Do not overrule or change these limits unless you really need them and know what you're doing!

## EtherCAT

The KELO Robile makes use of an EtherCAT bus for communication between the various modular bricks.
As such, the integrated compute brick on which the `airo-tulip` package runs, needs to send and receive EtherCAT messages to and from this shared bus.
For this, we make use of the `PySOEM` library.

An EtherCAT bus works by daisy chaining nodes on the bus.
To communicate over the bus, an EtherCAT telegram is constructed on the master node (the compute brick in the case of a KELO Robile) and transmitted on the bus to the first slave device.
The first slave device checks if there is any data in the telegram for itself, reads it and optionally write its own data into the telegram.
It also increases the *working counter* field in the telegram if it read or wrote from or to the telegram.
Finally, the slave device sends the telegram to the next device in the chain.
At the end, the telegram is reflected and sent back to the master.
A neat animation visualizing the workings of an EtherCAT bus can be found [here](https://en.wikipedia.org/wiki/File:EthercatOperatingPrinciple.webm).

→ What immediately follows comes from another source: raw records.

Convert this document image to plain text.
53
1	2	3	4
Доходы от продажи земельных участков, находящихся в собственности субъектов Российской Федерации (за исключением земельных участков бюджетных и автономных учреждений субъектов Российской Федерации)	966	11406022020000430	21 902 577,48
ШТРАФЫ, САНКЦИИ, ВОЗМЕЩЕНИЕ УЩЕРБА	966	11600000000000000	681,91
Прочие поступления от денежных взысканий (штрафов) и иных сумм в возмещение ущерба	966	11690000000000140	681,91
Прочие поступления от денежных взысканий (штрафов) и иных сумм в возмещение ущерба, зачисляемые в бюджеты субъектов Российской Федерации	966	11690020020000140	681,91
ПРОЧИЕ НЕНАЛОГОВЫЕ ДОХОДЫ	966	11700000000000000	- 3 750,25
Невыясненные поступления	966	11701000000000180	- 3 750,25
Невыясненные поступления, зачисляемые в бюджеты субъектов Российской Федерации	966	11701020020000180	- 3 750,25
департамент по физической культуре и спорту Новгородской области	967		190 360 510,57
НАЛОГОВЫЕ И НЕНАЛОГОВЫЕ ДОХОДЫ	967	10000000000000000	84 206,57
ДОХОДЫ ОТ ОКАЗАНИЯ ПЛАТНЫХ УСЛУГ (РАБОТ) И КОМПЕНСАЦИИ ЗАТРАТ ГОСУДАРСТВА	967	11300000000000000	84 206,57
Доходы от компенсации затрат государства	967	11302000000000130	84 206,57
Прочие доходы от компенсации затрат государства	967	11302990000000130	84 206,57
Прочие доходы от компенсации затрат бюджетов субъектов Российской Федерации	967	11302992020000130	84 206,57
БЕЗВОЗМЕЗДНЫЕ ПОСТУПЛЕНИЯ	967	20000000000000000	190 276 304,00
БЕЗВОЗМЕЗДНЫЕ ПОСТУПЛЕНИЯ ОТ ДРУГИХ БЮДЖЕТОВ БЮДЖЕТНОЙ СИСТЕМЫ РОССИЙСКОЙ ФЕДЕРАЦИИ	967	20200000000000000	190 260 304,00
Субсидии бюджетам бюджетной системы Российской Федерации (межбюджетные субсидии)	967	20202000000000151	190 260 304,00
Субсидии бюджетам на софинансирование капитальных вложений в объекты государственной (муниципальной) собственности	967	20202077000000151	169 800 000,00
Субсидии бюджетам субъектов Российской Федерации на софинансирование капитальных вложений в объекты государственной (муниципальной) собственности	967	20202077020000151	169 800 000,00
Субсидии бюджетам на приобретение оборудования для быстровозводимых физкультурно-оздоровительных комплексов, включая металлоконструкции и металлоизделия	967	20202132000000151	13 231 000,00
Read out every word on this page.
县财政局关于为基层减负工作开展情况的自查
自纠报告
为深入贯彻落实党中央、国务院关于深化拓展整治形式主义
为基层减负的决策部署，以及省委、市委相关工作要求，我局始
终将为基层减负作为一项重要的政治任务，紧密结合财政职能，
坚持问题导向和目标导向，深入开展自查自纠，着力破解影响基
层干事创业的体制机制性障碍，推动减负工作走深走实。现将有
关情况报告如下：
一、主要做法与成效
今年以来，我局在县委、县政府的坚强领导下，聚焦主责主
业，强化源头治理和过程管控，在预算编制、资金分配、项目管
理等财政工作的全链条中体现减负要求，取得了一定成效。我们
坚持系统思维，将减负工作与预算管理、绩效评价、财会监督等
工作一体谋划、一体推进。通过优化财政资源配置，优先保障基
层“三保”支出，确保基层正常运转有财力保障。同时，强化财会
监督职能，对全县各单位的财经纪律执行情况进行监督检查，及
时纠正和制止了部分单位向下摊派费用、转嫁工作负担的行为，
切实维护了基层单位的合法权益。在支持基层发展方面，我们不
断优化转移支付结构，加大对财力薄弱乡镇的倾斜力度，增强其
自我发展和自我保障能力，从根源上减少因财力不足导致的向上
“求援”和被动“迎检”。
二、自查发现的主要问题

The `RobilePlatform` class creates a `pysoem.Master` object that controls the EtherCAT bus.
After the initialisation process described in `RobilePlatform.init_ethercat()`, each of the drives connected to the EtherCAT bus is represented as a slave device under this master object.
One can read from each slave device using the `output` buffer and write to it using `input` buffer.
The contents of these buffers is represented by the `TxPDO1` and `RxPDO1` structs specified in `ethercat.py`.
The naming of these buffers might be a bit counterintuitive as you need a `TxPDO1` struct and the `output` buffer to read from a slave device, so be cautious!
We've provided the `_get_process_data()` and `_set_process_data()` functions to easily read and write from the buffers using the `TxPDO1` and `RxPDO1` structs.

Note that you'll find that there are 9 slaves in total: 2 times 4 drives and 1 compute unit.
Only one of the two slaves for each drive is addressable via input and output buffers, the other doesn't have any.

Drives continuously need the receive EtherCAT telegrams in order for them to stay enabled.
If too much time passes since the last time they received data, the drives will automatically go into a safe state and stop supplying current to the motors.
Therefor, the `RobilePlatform.step()` function needs to be called inside the main application update loop, preferably at a frequency of 20 Hz.
This limitation poses special requirements on the implementation of the driver code, as it is run in a separate thread to ensure that it is called without interruption.